The open-source WordPress blogging and content management system (CMS) released a new incremental version on March 6, providing users with six new security patches and 39 bug fixes. The new WordPress 4.7.3 update is the third security update for WordPress so far in 2017, following the 4.7.2 update on Jan. 26 and the 4.7.1 update on Jan. 12.
Among the patched issues is a flaw that could have enabled control characters to trick redirect validation. There is also a patch for a vulnerability that could have potentially enabled an administrator to delete unintended files. Additionally, WordPress 4.7.3 provides a patch for a Cross Site Request Forgery (CSRF) issue in the Press This quick publishing capability.
The single biggest area of patched vulnerabilities is with Cross Site Scripting (XSS) flaws, accounting for three of the six patched issues in WordPress 4.7.3. One of the XSS vulnerabilities is via media file metadata while another is in taxonomy term names. A third XSS was found in URLs for YouTube video embeds, that was discovered by Marc-Alexandre Montpas, vulnerability researcher at Sucuri.
Montpas explained that the XSS in YouTube video embeds was discovered while Sucuri was researching how a vulnerability patched in the WordPress 4.7.2 update, identified as an unauthenticated content injection in the REST API, could be exploited. That vulnerability was very impactful and enabled attackers to modify the content of pages and posts within unpatched WordPress sites. The issue was so severe, that WordPress did not immediately disclose the vulnerability when WordPress 4.7.2 was first released, in an effort to provide more time for users to update sites.

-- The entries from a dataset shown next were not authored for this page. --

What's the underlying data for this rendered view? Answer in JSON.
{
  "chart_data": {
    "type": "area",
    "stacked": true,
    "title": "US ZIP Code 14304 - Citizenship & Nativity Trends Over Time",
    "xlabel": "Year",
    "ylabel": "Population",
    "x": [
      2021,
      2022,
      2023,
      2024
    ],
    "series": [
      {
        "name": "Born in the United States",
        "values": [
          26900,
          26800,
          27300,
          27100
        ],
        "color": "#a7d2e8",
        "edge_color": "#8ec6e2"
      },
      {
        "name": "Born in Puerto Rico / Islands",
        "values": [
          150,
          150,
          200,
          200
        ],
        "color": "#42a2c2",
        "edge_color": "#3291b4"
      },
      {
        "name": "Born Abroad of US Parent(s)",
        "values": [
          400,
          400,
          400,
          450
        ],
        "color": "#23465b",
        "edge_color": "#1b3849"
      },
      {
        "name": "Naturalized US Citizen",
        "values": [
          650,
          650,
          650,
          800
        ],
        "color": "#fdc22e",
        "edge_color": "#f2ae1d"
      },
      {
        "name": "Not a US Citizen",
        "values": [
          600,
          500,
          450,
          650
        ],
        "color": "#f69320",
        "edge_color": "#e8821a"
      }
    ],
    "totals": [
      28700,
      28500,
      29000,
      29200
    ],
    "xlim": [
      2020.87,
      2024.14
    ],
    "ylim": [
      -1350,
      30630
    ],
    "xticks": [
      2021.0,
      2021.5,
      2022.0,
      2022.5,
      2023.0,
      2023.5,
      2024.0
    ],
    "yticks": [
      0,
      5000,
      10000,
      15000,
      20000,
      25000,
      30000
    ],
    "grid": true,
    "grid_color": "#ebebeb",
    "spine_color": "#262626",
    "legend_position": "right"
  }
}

The new XSS in YouTube video embeds vulnerability was discovered by Montpas and Sucuri, when researching how an attacker could pivot from the REST API issue and escalate the potential harm it could do.
"The two bugs combined could've lead to full site compromises," Montpas told eWEEK.
While there is the potential of damage from the new XSS with YouTube video embed XSS issue, Montpas noted that Sucuri has no indication of the vulnerability being used in the wild to attack WordPress sites.
As to why XSS issues continue to be found in WordPress, as well as other types of web applications, there are several reasons.
"The issue with XSS is it's very flexible," Montpas explained. "There are multiple kinds of scenarios in which it can occur and some of them can be very complex."
He added that there really are no "one size fits all" solution to XSS, because it depends both on how the data was processed before being displayed to the user and how it will be processed by client-side scripts.
"It is then very easy to miss one subtle detail, and the odds are this detail is the only thing required for an attacker to bypass the protections in place," Montpas said.
While XSS issues are routinely patched in WordPress, that doesn't mean that WordPress isn't doing the right things to improve security. Montpas noted that the WordPress 4.7 release brought quite a few changes to the platform, which also translates to new potential attack vectors for hackers.
"Even then, with the exception of the REST API bug patched on 4.7.2, it has been a very long time since WordPress had any severe vulnerabilities," Montpas said. "Most of the bugs reported nowadays require a bad actor to have special privileges on the site in order to exploit them, which I think shows the overall state of the project's security did improve. "
WordPress provides an automated update mechanism in a bid to help keep sites patched. WordPress first integrated the automatic update approach back in the WordPress 3.7 release that debuted in October 2013. As such, those organizations that have left the default settings in place for automatic WordPress updates will by now already have the new WordPress 4.7.3 update.
"The real risk is to those who have disabled automatic updates, or are unable to update due to miscellaneous technical failures that happen sometimes," Logan Kipp, Product Evangelist at web security firm SiteLock, told eWEEK. "Without the patch, websites running WordPress 4.7.2 and earlier remain vulnerable to critical cross-site scripting (XSS) and cross-site request forgery (CSRF) exploitation."
"Unfortunately, we see too many customers that assume updates and patches are completed when in reality they may not be and it's realized too late," he added.